TIRANA, 30 août (XINHUA) -- La Serbie a menacé jeudi
de recourir à tous les moyens de rétorsion possibles si le Kosovo
proclame unilatéralement l'indépendance, a-t-on appris
d'informations parvenues de Belgrade à Tirana.
"Si quelqu'un te blesse, tu devras réagir, riposter
et lui faire également du mal", a confié à la presse le Premier ministre
serbe Vojislav Kostunica.
Il a déclaré que la Serbie ferait tout son possible
pour empêcher le Kosovo de proclamer unilatéralement son indépendance,
sans préciser toutefois quelles représailles seraient exercées.
Des dirigeants kosovars albanais ont réitéré jeudi
que leur demande sur l'indépendance du Kosovo était indiscutable.

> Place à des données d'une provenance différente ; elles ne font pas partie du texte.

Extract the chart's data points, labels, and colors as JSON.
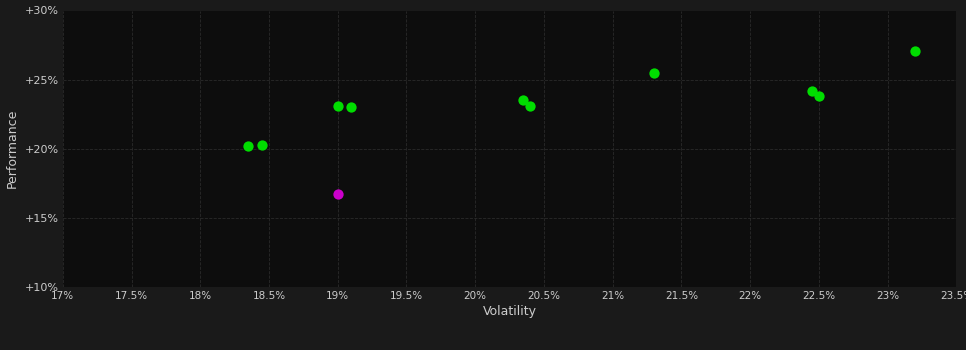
{
  "background_color": "#1a1a1a",
  "plot_bg_color": "#0d0d0d",
  "text_color": "#cccccc",
  "green_points": [
    [
      18.35,
      20.2
    ],
    [
      18.45,
      20.25
    ],
    [
      19.0,
      23.1
    ],
    [
      19.1,
      23.05
    ],
    [
      20.35,
      23.5
    ],
    [
      20.4,
      23.1
    ],
    [
      21.3,
      25.5
    ],
    [
      22.45,
      24.2
    ],
    [
      22.5,
      23.8
    ],
    [
      23.2,
      27.1
    ]
  ],
  "magenta_points": [
    [
      19.0,
      16.7
    ]
  ],
  "xlabel": "Volatility",
  "ylabel": "Performance",
  "xlim": [
    17.0,
    23.5
  ],
  "ylim": [
    10.0,
    30.0
  ],
  "xticks": [
    17.0,
    17.5,
    18.0,
    18.5,
    19.0,
    19.5,
    20.0,
    20.5,
    21.0,
    21.5,
    22.0,
    22.5,
    23.0,
    23.5
  ],
  "yticks": [
    10.0,
    15.0,
    20.0,
    25.0,
    30.0
  ],
  "ytick_labels": [
    "+10%",
    "+15%",
    "+20%",
    "+25%",
    "+30%"
  ],
  "xtick_labels": [
    "17%",
    "17.5%",
    "18%",
    "18.5%",
    "19%",
    "19.5%",
    "20%",
    "20.5%",
    "21%",
    "21.5%",
    "22%",
    "22.5%",
    "23%",
    "23.5%"
  ],
  "marker_size": 55,
  "green_color": "#00dd00",
  "magenta_color": "#cc00cc",
  "figsize": [
    9.66,
    3.5
  ],
  "dpi": 100
}
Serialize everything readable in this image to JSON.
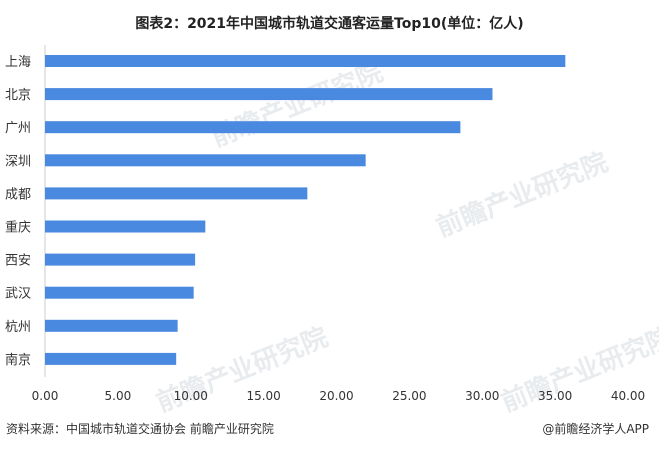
{
  "chart_data": {
    "type": "bar",
    "orientation": "horizontal",
    "title": "图表2：2021年中国城市轨道交通客运量Top10(单位：亿人)",
    "categories": [
      "上海",
      "北京",
      "广州",
      "深圳",
      "成都",
      "重庆",
      "西安",
      "武汉",
      "杭州",
      "南京"
    ],
    "values": [
      35.7,
      30.7,
      28.5,
      22.0,
      18.0,
      11.0,
      10.3,
      10.2,
      9.1,
      9.0
    ],
    "x_ticks": [
      "0.00",
      "5.00",
      "10.00",
      "15.00",
      "20.00",
      "25.00",
      "30.00",
      "35.00",
      "40.00"
    ],
    "xlim": [
      0,
      40
    ],
    "xlabel": "",
    "ylabel": "",
    "grid": false,
    "legend": "none",
    "bar_color": "#4a89e0"
  },
  "footer": {
    "source": "资料来源：中国城市轨道交通协会 前瞻产业研究院",
    "brand": "@前瞻经济学人APP"
  },
  "watermark": {
    "text": "前瞻产业研究院"
  }
}
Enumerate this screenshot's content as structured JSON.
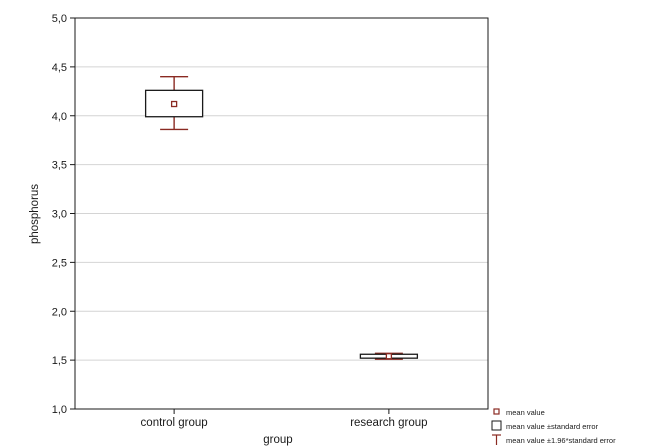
{
  "chart_data": {
    "type": "box",
    "xlabel": "group",
    "ylabel": "phosphorus",
    "ylim": [
      1.0,
      5.0
    ],
    "yticks": [
      "1,0",
      "1,5",
      "2,0",
      "2,5",
      "3,0",
      "3,5",
      "4,0",
      "4,5",
      "5,0"
    ],
    "grid": true,
    "categories": [
      "control group",
      "research group"
    ],
    "boxes": [
      {
        "category": "control group",
        "mean": 4.12,
        "se_low": 3.99,
        "se_high": 4.26,
        "ci_low": 3.86,
        "ci_high": 4.4
      },
      {
        "category": "research group",
        "mean": 1.54,
        "se_low": 1.52,
        "se_high": 1.56,
        "ci_low": 1.51,
        "ci_high": 1.57
      }
    ],
    "legend": {
      "position": "bottom-right",
      "items": [
        "mean value",
        "mean value ±standard error",
        "mean value ±1.96*standard error"
      ]
    },
    "colors": {
      "mean_marker": "#8a2a22",
      "whisker": "#8a2a22",
      "box": "#1a1a1a",
      "grid": "#d4d4d4"
    }
  }
}
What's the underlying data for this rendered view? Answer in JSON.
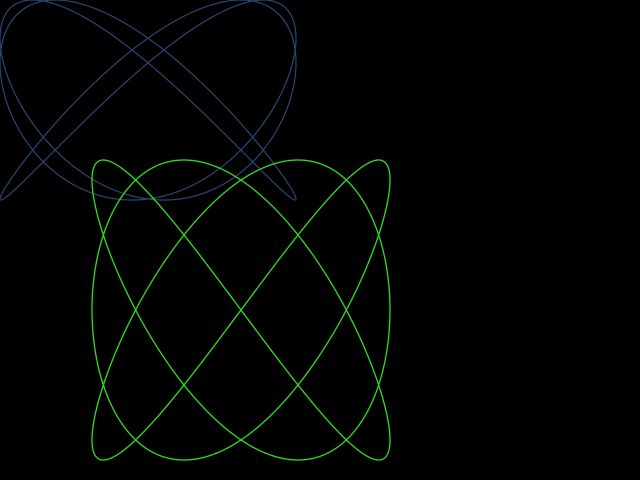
{
  "scene": {
    "background": "#000000",
    "curves": [
      {
        "name": "lissajous-curve-back",
        "shape": "lissajous",
        "freq_x": 3,
        "freq_y": 4,
        "phase": 0.5,
        "color": "#2f4a78",
        "opacity": 0.95
      },
      {
        "name": "lissajous-curve-front",
        "shape": "lissajous",
        "freq_x": 3,
        "freq_y": 4,
        "phase": 1.5707963,
        "color": "#33dd22",
        "opacity": 1
      }
    ]
  }
}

"Nous avons réaffirmé que ni l'indépendance du
Kosovo, ni son intégrité territoriale, ne faisaient l'objet de
négociations", a indiqué à Pristina le président kosovar Fatmir Sejdiu, de
retour du premier cycle des pourparlers sur le futur statut du Kosovo
qui ont eu lieu à Vienne.
Selon des reportages, les pourparlers, présidés par
la troïka composée de trois représentants issus respectivement des
Etats- Unis, de l'Union européenne et de la Russie, se sont terminés
jeudi à Vienne, sans parvenir à faire sortir le Kosovo de l'impasse
actuelle.
A l'issue des pourparlers, le Premier ministre
kosovar Agim Ceku s'est engagé à déclarer l'indépendance du Kosovo, si
cette demande n'est pas satisfaite d'ici le 10 décembre, période où les
parties concernées feront leurs dernières efforts en vue d'une
solution diplomatique.
Bien que les délégations de Belgrade et de Pristina
n'aient pas fait de percée aux négociations à Vienne, elles se sont
accordées pour ne pas diviser la province en fonction des ethnies, une
proposition controversée avancée début août par la communauté
internationale.
Le ministre serbe des Affaires étrangères Vuk
Jeremic, à la tête de la délégation serbe à Vienne, a révélé qu'il était
parvenu à un accord avec les représentants de la troïka, prévoyant une
rencontre entre les délégations serbe et kosovare en marge de
l'Assemblée générale qui aura lieu en septembre à New York.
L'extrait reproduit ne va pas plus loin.